Ich bin auch reingefallen auf einen „europaweiten“ Appell. Es ging darum, an einem Abend die Lichter im Haus abzuschalten, um Putin zu zeigen, dass wir lieber im Dunkeln sitzen statt russisches Gas und Öl zu kaufen. Weder ein Datum noch ein Absender waren genannt. Doch Teilen ist ja einfach und geht in Sekunden. Die Lehre daraus: erst einmal innehalten und durchatmen, nachdenken.

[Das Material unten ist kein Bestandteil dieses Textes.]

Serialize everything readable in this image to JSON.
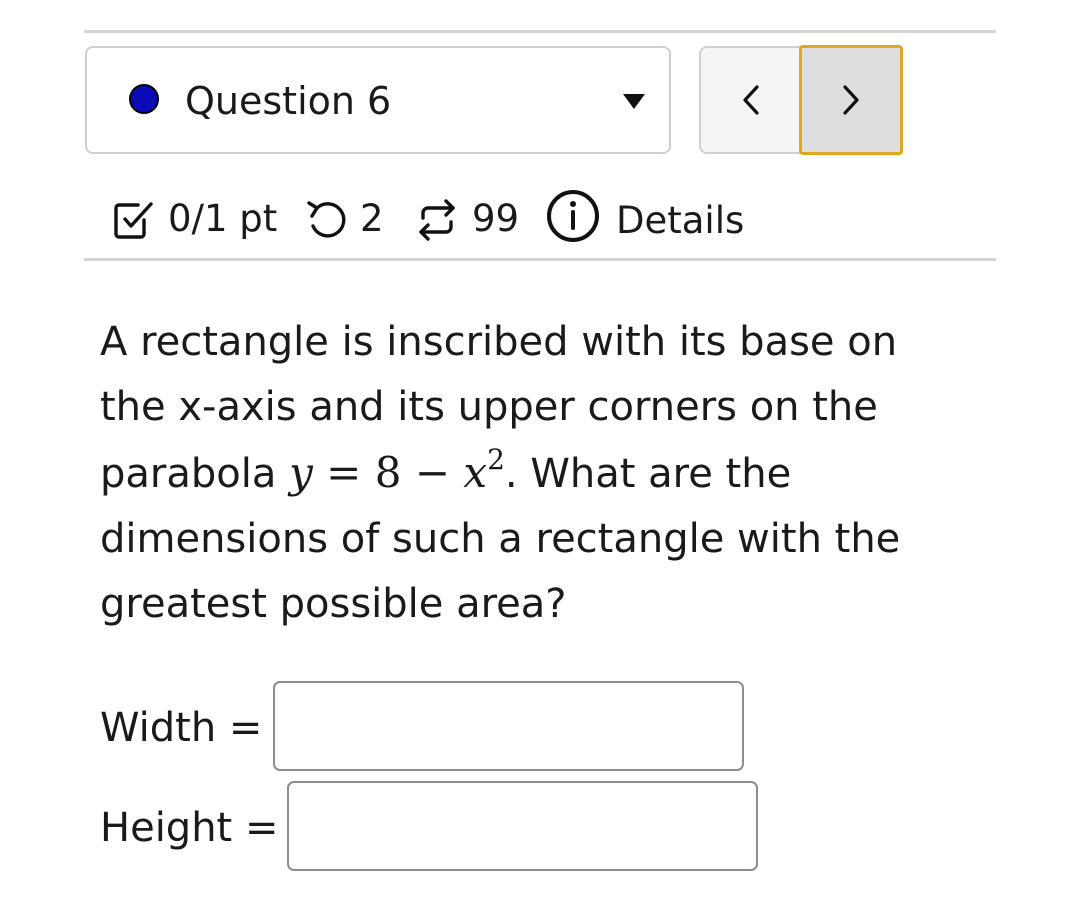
{
  "question_nav": {
    "title": "Question 6",
    "status_dot_color": "#0a0ab8",
    "dropdown_icon": "caret-down-icon",
    "prev_icon": "chevron-left-icon",
    "next_icon": "chevron-right-icon",
    "focus_color": "#e0a81e"
  },
  "status": {
    "score": "0/1 pt",
    "score_icon": "checkbox-icon",
    "retries": "2",
    "retries_icon": "undo-icon",
    "attempts": "99",
    "attempts_icon": "repeat-icon",
    "details_label": "Details",
    "details_icon": "info-icon"
  },
  "question": {
    "line1": "A rectangle is inscribed with its base on",
    "line2": "the x-axis and its upper corners on the",
    "line3_before": "parabola ",
    "math": {
      "y": "y",
      "eq": "=",
      "eight": "8",
      "minus": "−",
      "x": "x",
      "exp": "2"
    },
    "line3_after": ". What are the",
    "line4": "dimensions of such a rectangle with the",
    "line5": "greatest possible area?"
  },
  "answers": {
    "width_label": "Width =",
    "width_value": "",
    "height_label": "Height =",
    "height_value": ""
  }
}
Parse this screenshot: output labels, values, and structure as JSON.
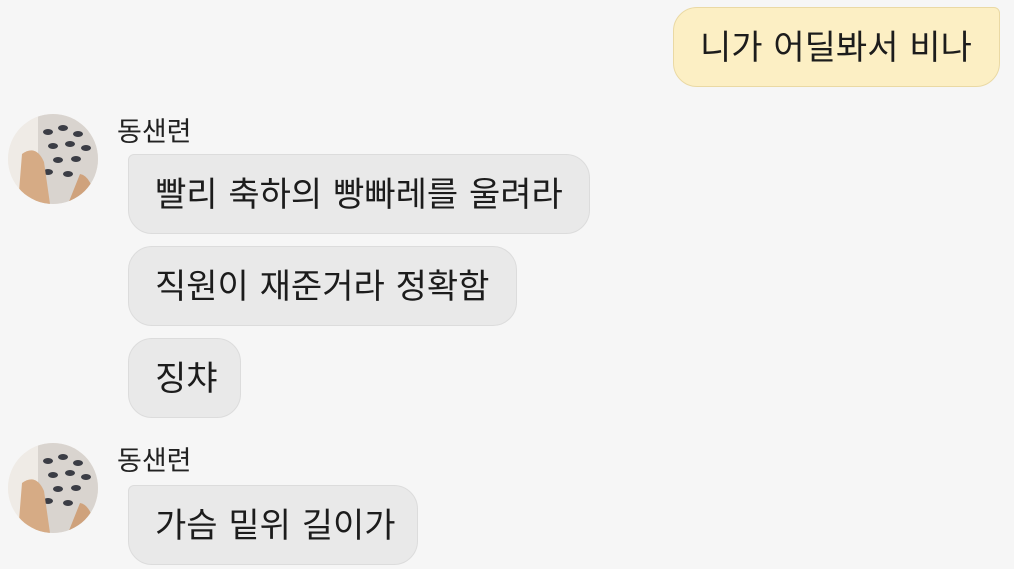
{
  "chat": {
    "outgoing": [
      {
        "text": "니가 어딜봐서 비나"
      }
    ],
    "groups": [
      {
        "sender": "동샌련",
        "avatar_icon": "profile-photo-icon",
        "messages": [
          "빨리 축하의 빵빠레를 울려라",
          "직원이 재준거라 정확함",
          "징챠"
        ]
      },
      {
        "sender": "동샌련",
        "avatar_icon": "profile-photo-icon",
        "messages": [
          "가슴 밑위 길이가"
        ]
      }
    ]
  },
  "colors": {
    "background": "#f6f6f6",
    "outgoing_bubble": "#fcefc4",
    "incoming_bubble": "#e9e9e9"
  }
}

Immerhin schafften es am 4.3. allein in Deutschland mehr als 200 Radioprogramme zur gleichen Zeit John Lennons „Give Peace a Chance“ zu senden. Ein Moment der Gemeinsamkeit, die Wirksamkeit dieses Songs von 1975 rührte an die Emotionen und schuf Gemeinschaft.

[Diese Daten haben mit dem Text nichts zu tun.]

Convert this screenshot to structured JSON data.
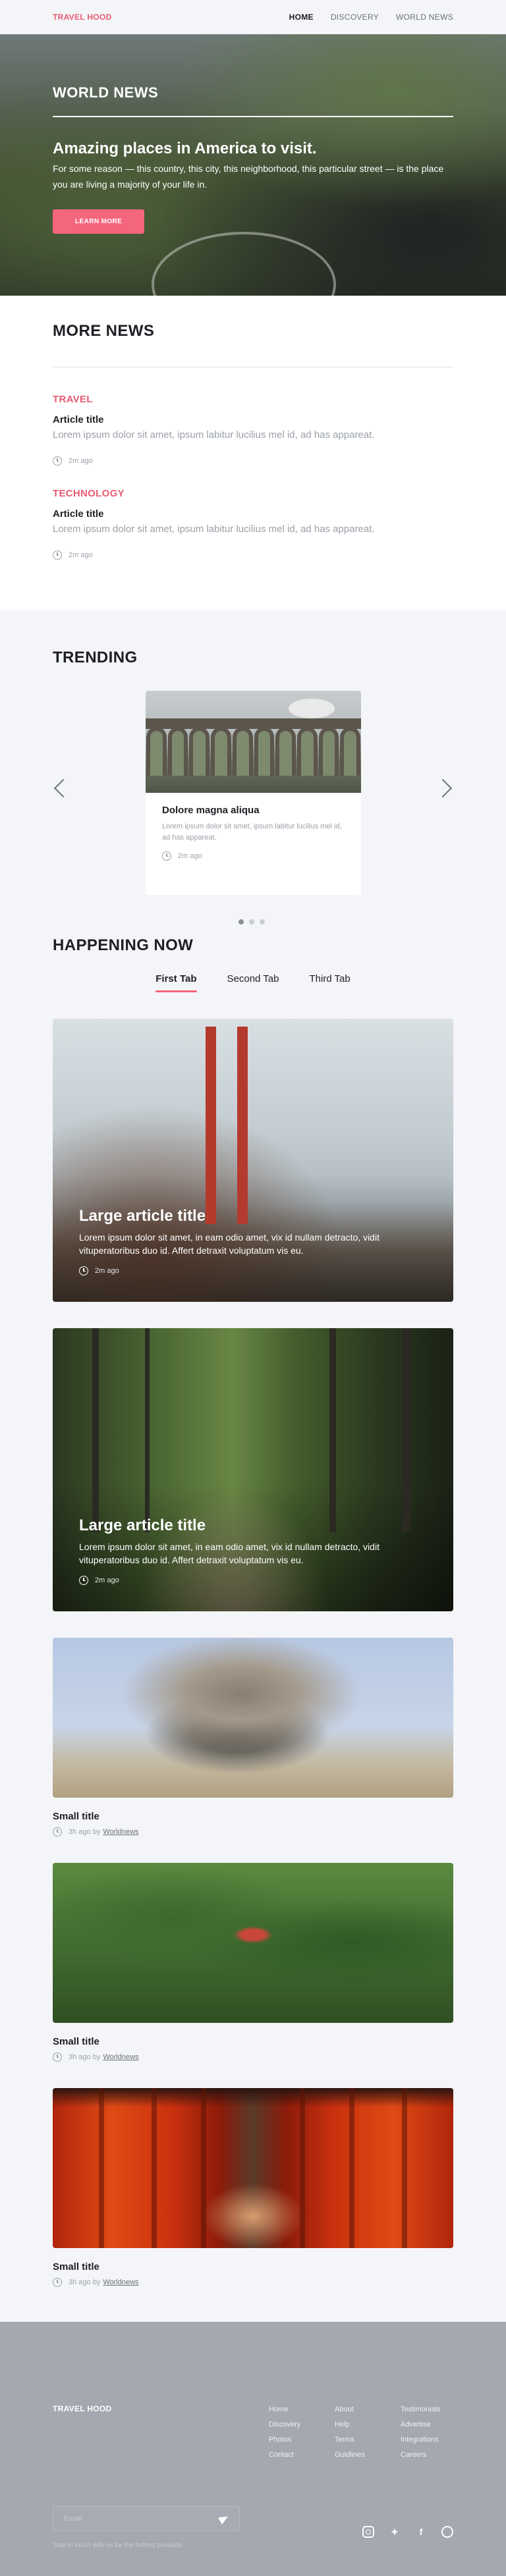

Die gelb-blaue Friedensdemo in Köln am Rosenmontag hat mich berührt wegen der überwältigenden Vielfalt der wohl 250 000 Menschen, die der Überfall Putins auf die Ukraine und seine Folgen nicht kalt lässt: die Karnevals“jecken“ mit den ernsten Mienen, die kreativen Pappschilder, die sehr alten Menschen, Familien und einzelne wie der Mann neben uns, der mit Paketschnur ein selbst kopiertes Putin-Foto mit einem roten Stopp-Schild übermalt hatte. Das ist tröstlich und lässt bescheiden werden. Es reicht zu unterstützen, was ich für sinnvoll halten. Den Expert*innen kann ich die Analysen überlassen und selbst mehr Wissen sammeln über die Geschichte der Ukraine und der gesamten Region. Gut, dass die öffentlich-rechtlichen Sender nicht nur ihr aktuelles Angebot erweitert haben, sondern auch eine Fülle an Dokumentationen aus den Archiven holen und ihr Streaming-Angebot erweitern.

Dankbar für mein bisheriges Leben ohne Kriegs-Erfahrungen werde ich endlich das Buch lesen „FLUCHT eine Menschheitsgeschichte“ von Andreas Kossert. Vorab hier schon einmal sein Resümee:

„Flüchtlinge und das, was sie erleben und erleiden, führen uns vor Augen, wie zerbrechlich unsere scheinbar so sichere Existenz ist. Sie verschieben die Sicht auf die Welt, weil sich mit jeder Fluchtgeschichte und jedem einzelnen Flüchtling die Frage stellt, wie fest wir wurzeln.“  

Ein Kommentar zu „Stoppen, Denken und andere Ideen gegen die Angst

  1. Du beschreibst sie treffsicher, liebe Christel, die Gefühle und Gedanken in dieser wilden Zeit und Welt. Gestern schickte ich einer Freundin eine Sprachnachricht mit Geburtstagsglückwünschen. Ich nahm sie mit der Astronautin Jessica Meir mit zur Weltraumstation ISS. Eine kleine Reise, um für ein paar Minuten dem Wahnsinn zu entfliehen.